I deployed the Hallowed Michael Cera GIF several times this week. Mostly it was prompted by the long-awaited collapse of the British government, culminating in the even later resignation of the man who experts rightly call the worst prime minister our sad kingdom has ever known.

But I released it (the GIF, that is, calm down) again on Thursday at the news that E3 2023 will be led by ReedPop. If that name doesn’t ring a bell, it’s the events company behind PAX, Comic-Con and EGX, and the parent company of websites such as Eurogamer, Gamesindustry.biz and Rock, Paper, Shotgun and the network partner of VGC. .

This is very promising news, I think, for the future of video game Christmas. ReedPop has a proven track record in events and deep gaming industry expertise within its ranks. It promises to give gaming’s greatest spectacle on Earth the boost that even I, one of its staunchest supporters, will admit has needed for some time.

I spent a while pricing flights and hovering over the “confirm booking” button on Los Angeles hotel websites, exploring if I could afford a trip on my own. Maybe if Remarkable recent hit point growth continues (over the past 60 days, the total number of subscribers and paid subscribers has increased by about 30%) and that my consulting work continues at its current pace (I’m so busy I could die) , we could make it, you know. Heavens. Life points make true-E3. To imagine!
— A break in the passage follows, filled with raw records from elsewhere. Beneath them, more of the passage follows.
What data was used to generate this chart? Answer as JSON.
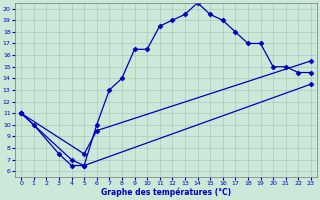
{
  "xlabel": "Graphe des températures (°C)",
  "xlim": [
    -0.5,
    23.5
  ],
  "ylim": [
    5.5,
    20.5
  ],
  "yticks": [
    6,
    7,
    8,
    9,
    10,
    11,
    12,
    13,
    14,
    15,
    16,
    17,
    18,
    19,
    20
  ],
  "xticks": [
    0,
    1,
    2,
    3,
    4,
    5,
    6,
    7,
    8,
    9,
    10,
    11,
    12,
    13,
    14,
    15,
    16,
    17,
    18,
    19,
    20,
    21,
    22,
    23
  ],
  "bg_color": "#cce8d8",
  "grid_color": "#aaccbb",
  "line_color": "#0000bb",
  "curve1_x": [
    0,
    1,
    3,
    4,
    5,
    6,
    7,
    8,
    9,
    10,
    11,
    12,
    13,
    14,
    15,
    16,
    17,
    18,
    19,
    20,
    21,
    22,
    23
  ],
  "curve1_y": [
    11,
    10,
    7.5,
    6.5,
    6.5,
    10,
    13,
    14,
    16.5,
    16.5,
    18.5,
    19.0,
    19.5,
    20.5,
    19.5,
    19.0,
    18.0,
    17.0,
    17.0,
    15.0,
    15.0,
    14.5,
    14.5
  ],
  "curve2_x": [
    0,
    5,
    6,
    23
  ],
  "curve2_y": [
    11,
    7.5,
    9.5,
    15.5
  ],
  "curve3_x": [
    0,
    4,
    5,
    23
  ],
  "curve3_y": [
    11,
    7.0,
    6.5,
    13.5
  ],
  "marker": "D",
  "markersize": 2.5,
  "linewidth": 0.9
}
When I saw the news, my original plan for this edition was to put on my Clever Consultant Hat and expose the challenges ReedPop faces in reinventing the show. Then I realized that GI.biz big man Chris Dring, who is currently a consultant on the future of E3, had already done it (and very well, I must say, gritting your teeth slightly). So it doesn’t matter. Let’s take that as a starting point and see where we land.

The most heartening thing about Chris’ article is the recognition that E3 is much more than a three-day event at the LA Convention Center. It’s not a one-off show, but a festival-style collection, spread all over Los Angeles. Indeed, over the years, as the focus shifted from a primarily in-person event to a shindig attended by millions of people around the world through a browser window – and companies that had been E3 fixtures for years began to move away to do their own thing – the convention itself felt less and less like the defining part of the week, and just another part of it instead.
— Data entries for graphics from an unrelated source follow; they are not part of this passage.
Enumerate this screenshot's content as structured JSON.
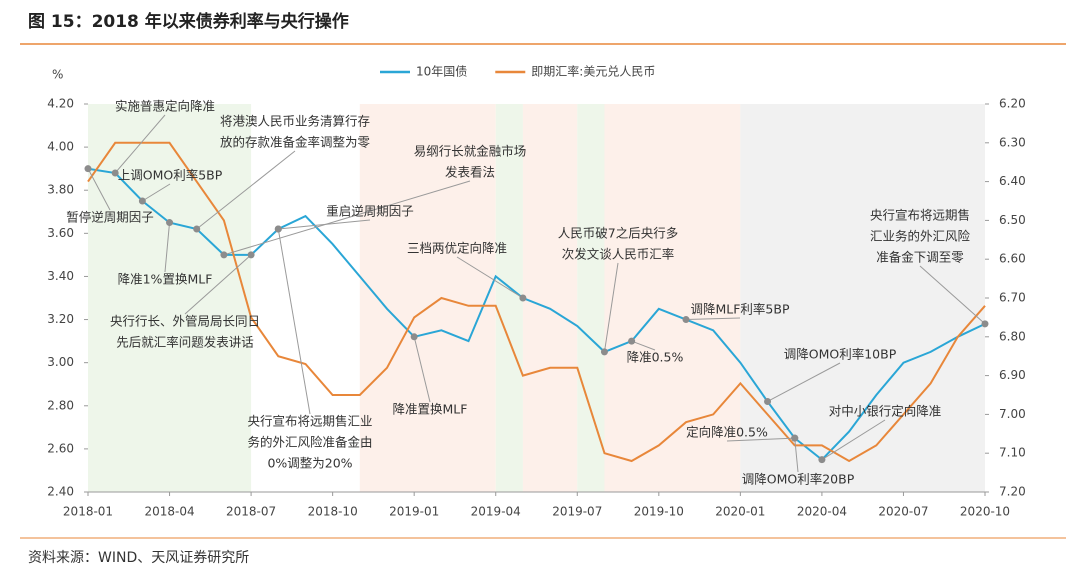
{
  "chart_data": {
    "type": "line",
    "title": "图 15：2018 年以来债券利率与央行操作",
    "source": "资料来源：WIND、天风证券研究所",
    "y_unit": "%",
    "x": [
      "2018-01",
      "2018-02",
      "2018-03",
      "2018-04",
      "2018-05",
      "2018-06",
      "2018-07",
      "2018-08",
      "2018-09",
      "2018-10",
      "2018-11",
      "2018-12",
      "2019-01",
      "2019-02",
      "2019-03",
      "2019-04",
      "2019-05",
      "2019-06",
      "2019-07",
      "2019-08",
      "2019-09",
      "2019-10",
      "2019-11",
      "2019-12",
      "2020-01",
      "2020-02",
      "2020-03",
      "2020-04",
      "2020-05",
      "2020-06",
      "2020-07",
      "2020-08",
      "2020-09",
      "2020-10"
    ],
    "xticks": [
      "2018-01",
      "2018-04",
      "2018-07",
      "2018-10",
      "2019-01",
      "2019-04",
      "2019-07",
      "2019-10",
      "2020-01",
      "2020-04",
      "2020-07",
      "2020-10"
    ],
    "series": [
      {
        "name": "10年国债",
        "color": "#2aa6d6",
        "values": [
          3.9,
          3.88,
          3.75,
          3.65,
          3.62,
          3.5,
          3.5,
          3.62,
          3.68,
          3.55,
          3.4,
          3.25,
          3.12,
          3.15,
          3.1,
          3.4,
          3.3,
          3.25,
          3.17,
          3.05,
          3.1,
          3.25,
          3.2,
          3.15,
          3.0,
          2.82,
          2.65,
          2.55,
          2.68,
          2.85,
          3.0,
          3.05,
          3.12,
          3.18
        ]
      },
      {
        "name": "即期汇率:美元兑人民币",
        "color": "#e8873a",
        "axis": "y2",
        "values": [
          6.4,
          6.3,
          6.3,
          6.3,
          6.4,
          6.5,
          6.75,
          6.85,
          6.87,
          6.95,
          6.95,
          6.88,
          6.75,
          6.7,
          6.72,
          6.72,
          6.9,
          6.88,
          6.88,
          7.1,
          7.12,
          7.08,
          7.02,
          7.0,
          6.92,
          7.0,
          7.08,
          7.08,
          7.12,
          7.08,
          7.0,
          6.92,
          6.8,
          6.72
        ]
      }
    ],
    "ylim": [
      2.4,
      4.2
    ],
    "yticks": [
      {
        "value": 2.4,
        "label": "2.40"
      },
      {
        "value": 2.6,
        "label": "2.60"
      },
      {
        "value": 2.8,
        "label": "2.80"
      },
      {
        "value": 3.0,
        "label": "3.00"
      },
      {
        "value": 3.2,
        "label": "3.20"
      },
      {
        "value": 3.4,
        "label": "3.40"
      },
      {
        "value": 3.6,
        "label": "3.60"
      },
      {
        "value": 3.8,
        "label": "3.80"
      },
      {
        "value": 4.0,
        "label": "4.00"
      },
      {
        "value": 4.2,
        "label": "4.20"
      }
    ],
    "y2lim": [
      7.2,
      6.2
    ],
    "y2ticks": [
      {
        "value": 6.2,
        "label": "6.20"
      },
      {
        "value": 6.3,
        "label": "6.30"
      },
      {
        "value": 6.4,
        "label": "6.40"
      },
      {
        "value": 6.5,
        "label": "6.50"
      },
      {
        "value": 6.6,
        "label": "6.60"
      },
      {
        "value": 6.7,
        "label": "6.70"
      },
      {
        "value": 6.8,
        "label": "6.80"
      },
      {
        "value": 6.9,
        "label": "6.90"
      },
      {
        "value": 7.0,
        "label": "7.00"
      },
      {
        "value": 7.1,
        "label": "7.10"
      },
      {
        "value": 7.2,
        "label": "7.20"
      }
    ],
    "shaded_periods": [
      {
        "start": "2018-01",
        "end": "2018-07",
        "color": "#eef6ea"
      },
      {
        "start": "2018-11",
        "end": "2019-04",
        "color": "#fdf0ea"
      },
      {
        "start": "2019-04",
        "end": "2019-05",
        "color": "#eef6ea"
      },
      {
        "start": "2019-05",
        "end": "2019-07",
        "color": "#fdf0ea"
      },
      {
        "start": "2019-07",
        "end": "2019-08",
        "color": "#eef6ea"
      },
      {
        "start": "2019-08",
        "end": "2020-01",
        "color": "#fdf0ea"
      },
      {
        "start": "2020-01",
        "end": "2020-10",
        "color": "#f1f1f1"
      }
    ],
    "annotations": [
      {
        "x": "2018-02",
        "lines": [
          "实施普惠定向降准"
        ]
      },
      {
        "x": "2018-05",
        "lines": [
          "将港澳人民币业务清算行存",
          "放的存款准备金率调整为零"
        ]
      },
      {
        "x": "2018-03",
        "lines": [
          "上调OMO利率5BP"
        ]
      },
      {
        "x": "2018-01",
        "lines": [
          "暂停逆周期因子"
        ]
      },
      {
        "x": "2018-06",
        "lines": [
          "易纲行长就金融市场",
          "发表看法"
        ]
      },
      {
        "x": "2018-08",
        "lines": [
          "重启逆周期因子"
        ]
      },
      {
        "x": "2018-04",
        "lines": [
          "降准1%置换MLF"
        ]
      },
      {
        "x": "2018-07",
        "lines": [
          "央行行长、外管局局长同日",
          "先后就汇率问题发表讲话"
        ]
      },
      {
        "x": "2018-08",
        "lines": [
          "央行宣布将远期售汇业",
          "务的外汇风险准备金由",
          "0%调整为20%"
        ]
      },
      {
        "x": "2019-05",
        "lines": [
          "三档两优定向降准"
        ]
      },
      {
        "x": "2019-01",
        "lines": [
          "降准置换MLF"
        ]
      },
      {
        "x": "2019-08",
        "lines": [
          "人民币破7之后央行多",
          "次发文谈人民币汇率"
        ]
      },
      {
        "x": "2019-09",
        "lines": [
          "降准0.5%"
        ]
      },
      {
        "x": "2019-11",
        "lines": [
          "调降MLF利率5BP"
        ]
      },
      {
        "x": "2020-02",
        "lines": [
          "调降OMO利率10BP"
        ]
      },
      {
        "x": "2020-04",
        "lines": [
          "对中小银行定向降准"
        ]
      },
      {
        "x": "2020-03",
        "lines": [
          "定向降准0.5%"
        ]
      },
      {
        "x": "2020-03",
        "lines": [
          "调降OMO利率20BP"
        ]
      },
      {
        "x": "2020-10",
        "lines": [
          "央行宣布将远期售",
          "汇业务的外汇风险",
          "准备金下调至零"
        ]
      }
    ]
  }
}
Acknowledging that EA Play, Devolver’s Hooters parking lot nonsense, and all the other sideshows shouldn’t be seen as competitors to E3, but its staff suggest a change of mindset, I’m not sure ESA would have ever arrived on its own, and it’s long overdue doesn’t make it any less welcome. Good product.
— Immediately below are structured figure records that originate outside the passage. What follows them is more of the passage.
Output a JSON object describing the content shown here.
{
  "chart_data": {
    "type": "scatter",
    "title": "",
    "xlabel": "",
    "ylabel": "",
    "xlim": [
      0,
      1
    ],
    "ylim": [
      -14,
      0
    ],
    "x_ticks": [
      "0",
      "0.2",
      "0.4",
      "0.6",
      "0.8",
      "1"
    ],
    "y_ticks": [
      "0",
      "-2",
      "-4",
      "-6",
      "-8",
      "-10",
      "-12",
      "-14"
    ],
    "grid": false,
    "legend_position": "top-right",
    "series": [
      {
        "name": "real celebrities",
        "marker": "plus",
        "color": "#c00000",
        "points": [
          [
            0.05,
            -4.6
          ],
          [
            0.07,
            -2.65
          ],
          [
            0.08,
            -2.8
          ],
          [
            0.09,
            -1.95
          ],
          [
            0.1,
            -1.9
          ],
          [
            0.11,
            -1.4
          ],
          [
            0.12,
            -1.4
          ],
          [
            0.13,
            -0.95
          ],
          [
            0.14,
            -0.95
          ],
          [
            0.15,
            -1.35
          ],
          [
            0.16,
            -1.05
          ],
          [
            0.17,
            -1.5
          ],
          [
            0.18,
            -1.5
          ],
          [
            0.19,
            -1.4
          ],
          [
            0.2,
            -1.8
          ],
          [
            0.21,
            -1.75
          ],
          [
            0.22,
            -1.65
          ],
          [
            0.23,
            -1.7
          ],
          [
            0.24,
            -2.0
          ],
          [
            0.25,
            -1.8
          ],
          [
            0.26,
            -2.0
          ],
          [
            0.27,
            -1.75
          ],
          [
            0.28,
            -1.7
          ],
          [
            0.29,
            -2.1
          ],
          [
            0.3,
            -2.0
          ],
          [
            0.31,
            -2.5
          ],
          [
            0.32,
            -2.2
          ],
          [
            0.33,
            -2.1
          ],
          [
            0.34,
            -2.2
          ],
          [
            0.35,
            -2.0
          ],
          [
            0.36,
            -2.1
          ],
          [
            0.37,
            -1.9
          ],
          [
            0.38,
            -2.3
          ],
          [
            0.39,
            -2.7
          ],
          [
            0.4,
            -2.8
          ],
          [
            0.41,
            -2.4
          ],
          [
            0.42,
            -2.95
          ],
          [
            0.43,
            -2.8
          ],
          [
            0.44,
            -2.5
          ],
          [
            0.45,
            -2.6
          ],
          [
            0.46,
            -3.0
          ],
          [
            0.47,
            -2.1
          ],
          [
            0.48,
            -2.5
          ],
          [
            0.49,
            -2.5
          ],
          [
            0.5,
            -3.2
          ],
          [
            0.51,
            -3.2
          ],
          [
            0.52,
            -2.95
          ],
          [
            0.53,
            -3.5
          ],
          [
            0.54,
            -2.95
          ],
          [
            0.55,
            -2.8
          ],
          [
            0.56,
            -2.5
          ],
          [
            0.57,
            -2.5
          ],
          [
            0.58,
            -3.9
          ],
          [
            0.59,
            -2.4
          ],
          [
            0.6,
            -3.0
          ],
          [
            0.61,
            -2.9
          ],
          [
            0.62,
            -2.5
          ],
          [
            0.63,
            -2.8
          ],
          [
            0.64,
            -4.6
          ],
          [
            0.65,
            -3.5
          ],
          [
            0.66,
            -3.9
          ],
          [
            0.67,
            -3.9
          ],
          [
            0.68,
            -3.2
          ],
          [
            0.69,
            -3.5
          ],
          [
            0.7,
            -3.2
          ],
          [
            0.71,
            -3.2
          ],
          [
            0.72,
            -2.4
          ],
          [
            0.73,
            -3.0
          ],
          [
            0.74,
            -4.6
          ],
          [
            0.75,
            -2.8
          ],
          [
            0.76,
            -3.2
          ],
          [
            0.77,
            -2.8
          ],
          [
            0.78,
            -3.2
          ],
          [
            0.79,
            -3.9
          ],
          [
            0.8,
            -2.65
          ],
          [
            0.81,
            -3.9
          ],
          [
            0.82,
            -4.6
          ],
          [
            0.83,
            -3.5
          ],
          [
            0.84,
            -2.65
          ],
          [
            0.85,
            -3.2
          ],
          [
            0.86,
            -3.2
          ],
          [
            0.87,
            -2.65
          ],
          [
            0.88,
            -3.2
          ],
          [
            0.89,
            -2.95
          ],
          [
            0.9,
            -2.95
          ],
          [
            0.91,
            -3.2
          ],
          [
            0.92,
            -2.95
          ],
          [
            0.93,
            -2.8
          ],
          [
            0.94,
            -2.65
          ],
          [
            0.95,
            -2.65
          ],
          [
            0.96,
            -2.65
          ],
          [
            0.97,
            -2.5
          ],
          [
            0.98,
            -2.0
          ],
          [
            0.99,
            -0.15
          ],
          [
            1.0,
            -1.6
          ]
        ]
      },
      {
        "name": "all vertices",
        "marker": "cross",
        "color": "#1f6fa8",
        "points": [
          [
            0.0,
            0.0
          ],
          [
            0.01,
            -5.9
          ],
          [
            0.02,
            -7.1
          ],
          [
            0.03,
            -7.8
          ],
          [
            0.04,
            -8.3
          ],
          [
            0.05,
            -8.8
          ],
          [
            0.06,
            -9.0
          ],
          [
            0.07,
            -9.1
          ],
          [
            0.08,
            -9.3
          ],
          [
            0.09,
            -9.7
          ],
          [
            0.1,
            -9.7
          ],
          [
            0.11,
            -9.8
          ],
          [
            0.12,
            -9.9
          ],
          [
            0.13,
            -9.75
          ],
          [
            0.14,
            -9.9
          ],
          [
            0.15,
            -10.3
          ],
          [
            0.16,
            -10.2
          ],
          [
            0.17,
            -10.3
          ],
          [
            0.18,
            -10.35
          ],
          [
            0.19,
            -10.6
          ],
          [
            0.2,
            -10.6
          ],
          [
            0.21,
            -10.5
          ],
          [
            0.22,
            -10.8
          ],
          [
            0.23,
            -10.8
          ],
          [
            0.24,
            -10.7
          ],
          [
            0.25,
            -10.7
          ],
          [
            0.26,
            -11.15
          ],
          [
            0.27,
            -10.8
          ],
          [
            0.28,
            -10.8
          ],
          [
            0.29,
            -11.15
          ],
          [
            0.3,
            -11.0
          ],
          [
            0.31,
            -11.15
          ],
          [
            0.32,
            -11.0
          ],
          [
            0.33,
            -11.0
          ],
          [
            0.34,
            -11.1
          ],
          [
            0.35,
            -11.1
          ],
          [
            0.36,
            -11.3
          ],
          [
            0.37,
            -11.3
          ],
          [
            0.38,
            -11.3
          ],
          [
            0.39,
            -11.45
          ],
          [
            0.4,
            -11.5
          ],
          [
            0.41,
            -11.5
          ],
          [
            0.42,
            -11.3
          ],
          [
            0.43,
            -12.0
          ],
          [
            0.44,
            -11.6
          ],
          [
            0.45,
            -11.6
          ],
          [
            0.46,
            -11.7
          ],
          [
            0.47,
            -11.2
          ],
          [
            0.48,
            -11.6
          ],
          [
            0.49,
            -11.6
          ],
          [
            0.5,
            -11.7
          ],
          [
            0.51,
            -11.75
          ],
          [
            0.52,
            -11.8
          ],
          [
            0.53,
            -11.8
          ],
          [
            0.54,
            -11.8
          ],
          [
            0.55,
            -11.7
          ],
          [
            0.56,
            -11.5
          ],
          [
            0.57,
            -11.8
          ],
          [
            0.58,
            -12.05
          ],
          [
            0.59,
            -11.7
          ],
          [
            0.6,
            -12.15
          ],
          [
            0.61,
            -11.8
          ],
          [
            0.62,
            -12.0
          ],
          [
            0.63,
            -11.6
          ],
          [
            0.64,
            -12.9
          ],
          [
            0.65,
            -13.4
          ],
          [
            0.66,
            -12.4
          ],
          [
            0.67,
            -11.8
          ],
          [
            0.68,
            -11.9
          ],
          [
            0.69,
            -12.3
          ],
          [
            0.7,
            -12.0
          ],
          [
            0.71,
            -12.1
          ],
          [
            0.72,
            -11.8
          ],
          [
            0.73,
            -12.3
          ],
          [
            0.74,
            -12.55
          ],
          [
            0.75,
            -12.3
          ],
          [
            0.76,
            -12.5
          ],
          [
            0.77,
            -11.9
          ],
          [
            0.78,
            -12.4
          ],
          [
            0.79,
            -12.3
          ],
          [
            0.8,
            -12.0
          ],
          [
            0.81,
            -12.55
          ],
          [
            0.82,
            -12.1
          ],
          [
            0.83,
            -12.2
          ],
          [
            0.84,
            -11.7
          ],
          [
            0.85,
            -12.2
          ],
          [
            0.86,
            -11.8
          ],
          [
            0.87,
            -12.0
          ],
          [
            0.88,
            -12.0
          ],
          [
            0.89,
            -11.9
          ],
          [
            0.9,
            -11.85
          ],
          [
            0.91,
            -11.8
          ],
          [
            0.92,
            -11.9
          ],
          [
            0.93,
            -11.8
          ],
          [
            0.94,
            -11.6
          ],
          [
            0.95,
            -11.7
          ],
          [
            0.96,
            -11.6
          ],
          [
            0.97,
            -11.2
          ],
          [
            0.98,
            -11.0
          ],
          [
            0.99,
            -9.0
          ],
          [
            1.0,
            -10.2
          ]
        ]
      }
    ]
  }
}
“Over the years, as the focus has shifted from a primarily in-person event to a shindig attended by millions around the world through a browser window…the convention itself has become less and less felt like the defining part of the week, and just another part instead.

The inconvenient consequence of this, however, is that this reinvention is not entirely under ReedPop’s control. It will only work if everyone is on board. For watchers like us, things just haven’t been the same over the past few years. Hype levels plummeted through the floor as our traditional week-long celebration was replaced by an endless series of showcases, live streams and trailers that don’t air when the schedule demands. and that fans expect, but whenever their creators feel like it. .

It’s not just about the pandemic either. The last pre-Covid E3s were as much defined by companies that weren’t there and decided to do things on their own terms, as those that were.

I want E3 back, of course, but is Sony, or Activision, or even Microsoft? E3 represents a huge expense for these companies – not just the millions spent on exhibit space, booth construction and staff, but also the commitment of resources to get the demos ready on time. And when everyone is gathered in the same place, at the same time, there is naturally a battle that is heard above the din.

I want to come back to E3, but is Sony, Activision or even Microsoft doing it?

As such, I’m not sure these folks miss E3 as much as we do. Sony announced the release date of God Of War: Ragnarok the other day, in a 30 second video. On PlayStation’s main YouTube channel alone, it already has nearly four million views. Last year’s Horizon Forbidden West gameplay reveal has over 10m. How prone will Sony be to spend millions to return to the new look of E3, when organizers are already talking about broadening the focus of the show and diluting viewers’ attention even further? ?

That’s the biggest challenge ReedPop faces as it works to reinvent the greatest video game spectacle on the planet. It’s far from the only circle that needs to be squared, of course. But whatever ReedPop does to rebalance the trade show component of E3 with a desire to open elements of it to the public, or to expand the show’s lineup beyond hit triple-A console games, will matter little. if the main actors are not involved.

Chris makes a great point in his post, about that hackneyed post-show question: who won E3? “That’s a fun question to answer as a journalist, but not as an event planner,” he wrote. “Because if the answer isn’t ‘everyone,’ you probably haven’t done a good enough job.” Enough. I couldn’t have said it better myself (ugh).

Obviously, I hope, for both professional and personal reasons, that they will succeed, but the more I think about it, the more difficult it seems to me. But yeah, fingers crossed that it happens, and I can get on a plane and see it for myself. Should probably start pushing paid subscriptions a bit harder, huh. Apologies in advance.